The Legislature should eliminate most noncompete contracts in Minnesota and break the shackles on workers.
The time may have come to eliminate most noncompete contracts in Minnesota. A bill in the Legislature, introduced by a pair of DFL lawmakers, would abolish nearly all of these restrictive devices impeding or preventing employees from taking competitive positions with other employers.
Alas the bill will not be enacted during this session. It stalled in a House committee, which has no further hearings planned, and it lacks a companion piece in the Senate. But the measure may be revived in the future.
If the measure were enacted, Minnesota would join a few other states in severely limiting contractual impediments on an employee’s ability to obtain better jobs or leverage in negotiating better pay or working conditions at their current jobs.
California prohibits noncompete agreements and some states, such as neighboring Wisconsin, impose high standards before courts will allow these agreements.
But Minnesota courts generally enforce them if they are deemed “reasonable.” Enforceability depends upon a number of factors, including the duration, the scope, and the legitimate interests of the employer in protecting employees from joining competitors — especially employees who have close ties to a customer base or have access to trade secrets that would give a competitive advantage to another employer.
In recent years, courts in Minnesota have reduced some of the restrictions, limiting the duration for which noncompetes can be imposed to a time period necessary to find and train replacement personnel.
In one notable case in central Minnesota, the Court of Appeals sliced a one-year noncompete agreement for a pair of veterinarians to six months when they left a clinic to form their own competitive facility. The court reasoned that the one-year restriction was too long to bring replacement personnel up to speed. In another case, it refused to enforce a noncompete against a Minneapolis cardiologist because of the imprecise wording in the contractual documentation.
The proposed bill was strikingly simple: it would forbid any new noncompete agreements, except in connection with the sale of a business, termination of a partnership, or end of a limited liability company.
In these cases, noncompetes could be entered into only if limited to a specific county, city, or portion of a county or city. The most common type of noncompete contract, usually imposed by employers upon employees, would be forbidden under the measure.
Previous efforts to rein in noncompete contracts also have failed in the Legislature, usually due to opposition by business interests, based on a general abhorrence of government intrusion in employment relationships. However, businesses often find themselves gored when they try to hire talent from other enterprises and are impeded from doing so because of noncompetes.
During the Great Recession, when unemployment was high and job mobility limited, there were very few occasions to invoke restrictive noncompete agreements. But as the economy and employment prospects have improved, noncompete agreements are back in full bloom and are being used with greater frequency.
This is especially so in Minnesota, where high-tech operations, medical supply companies and a vast array of other businesses are increasingly relying upon them.
Appropriate or abusive?
When used appropriately, noncompetes can be beneficial, encouraging employers to invest time and resources in their employees without fear that they may leave for a competitor, or start their own business, and benefit from the investment, training, and business contacts they have obtained at their current place of employment.
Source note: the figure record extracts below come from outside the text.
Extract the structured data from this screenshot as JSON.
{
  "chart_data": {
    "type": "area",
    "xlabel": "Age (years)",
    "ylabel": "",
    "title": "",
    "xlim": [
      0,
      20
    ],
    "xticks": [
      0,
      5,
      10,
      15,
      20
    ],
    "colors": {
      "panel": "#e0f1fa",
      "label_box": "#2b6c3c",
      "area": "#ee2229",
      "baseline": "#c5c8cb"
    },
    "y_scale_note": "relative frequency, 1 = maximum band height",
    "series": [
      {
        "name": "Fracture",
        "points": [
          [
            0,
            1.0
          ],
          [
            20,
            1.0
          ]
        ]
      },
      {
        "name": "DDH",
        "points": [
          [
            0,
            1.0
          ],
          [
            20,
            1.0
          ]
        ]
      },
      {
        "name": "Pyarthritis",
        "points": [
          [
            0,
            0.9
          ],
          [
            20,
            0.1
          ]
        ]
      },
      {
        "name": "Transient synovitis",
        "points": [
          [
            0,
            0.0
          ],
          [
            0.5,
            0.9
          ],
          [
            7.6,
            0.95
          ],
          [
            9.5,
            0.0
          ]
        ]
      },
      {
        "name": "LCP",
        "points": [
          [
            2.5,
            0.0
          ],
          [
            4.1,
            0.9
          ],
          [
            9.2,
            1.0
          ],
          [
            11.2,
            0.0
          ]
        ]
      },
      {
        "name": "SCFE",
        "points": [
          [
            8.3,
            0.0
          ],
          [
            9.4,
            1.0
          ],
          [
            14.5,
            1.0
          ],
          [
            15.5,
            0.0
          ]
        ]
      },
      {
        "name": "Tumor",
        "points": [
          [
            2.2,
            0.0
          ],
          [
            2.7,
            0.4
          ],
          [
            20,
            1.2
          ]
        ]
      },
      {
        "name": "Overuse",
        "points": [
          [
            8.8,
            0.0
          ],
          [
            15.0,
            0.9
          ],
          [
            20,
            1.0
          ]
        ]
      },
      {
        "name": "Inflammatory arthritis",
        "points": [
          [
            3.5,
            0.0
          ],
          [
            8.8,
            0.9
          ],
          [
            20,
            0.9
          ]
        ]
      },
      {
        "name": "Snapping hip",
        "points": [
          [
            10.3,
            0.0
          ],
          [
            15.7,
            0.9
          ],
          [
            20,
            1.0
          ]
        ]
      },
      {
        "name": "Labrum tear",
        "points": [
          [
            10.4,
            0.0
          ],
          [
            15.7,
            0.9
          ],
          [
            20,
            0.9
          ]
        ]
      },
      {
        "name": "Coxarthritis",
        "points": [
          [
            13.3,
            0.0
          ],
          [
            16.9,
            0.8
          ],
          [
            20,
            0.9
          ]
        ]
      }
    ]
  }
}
But they also can be abused by management, preventing employees from exercising mobility and giving them less ability to negotiate better terms and conditions of employment at their current jobs.
Although the proposed bill prohibiting most noncompetes is off the table for now, it illuminates a growing problem. Noncompetes date back to the horse-and-buggy days of the late 19th century. With businesses competing globally, noncompete agreements can be more formidable and, for some employees, frightening. Even employers may fret when they run up against a noncompete clause when trying to lure an employee working for a competitor.
The proposed limitation on noncompetes may be stuck at the bottom of the legislative hopper this year. Yet it may be a harbinger of the future of noncompete contracts in Minnesota.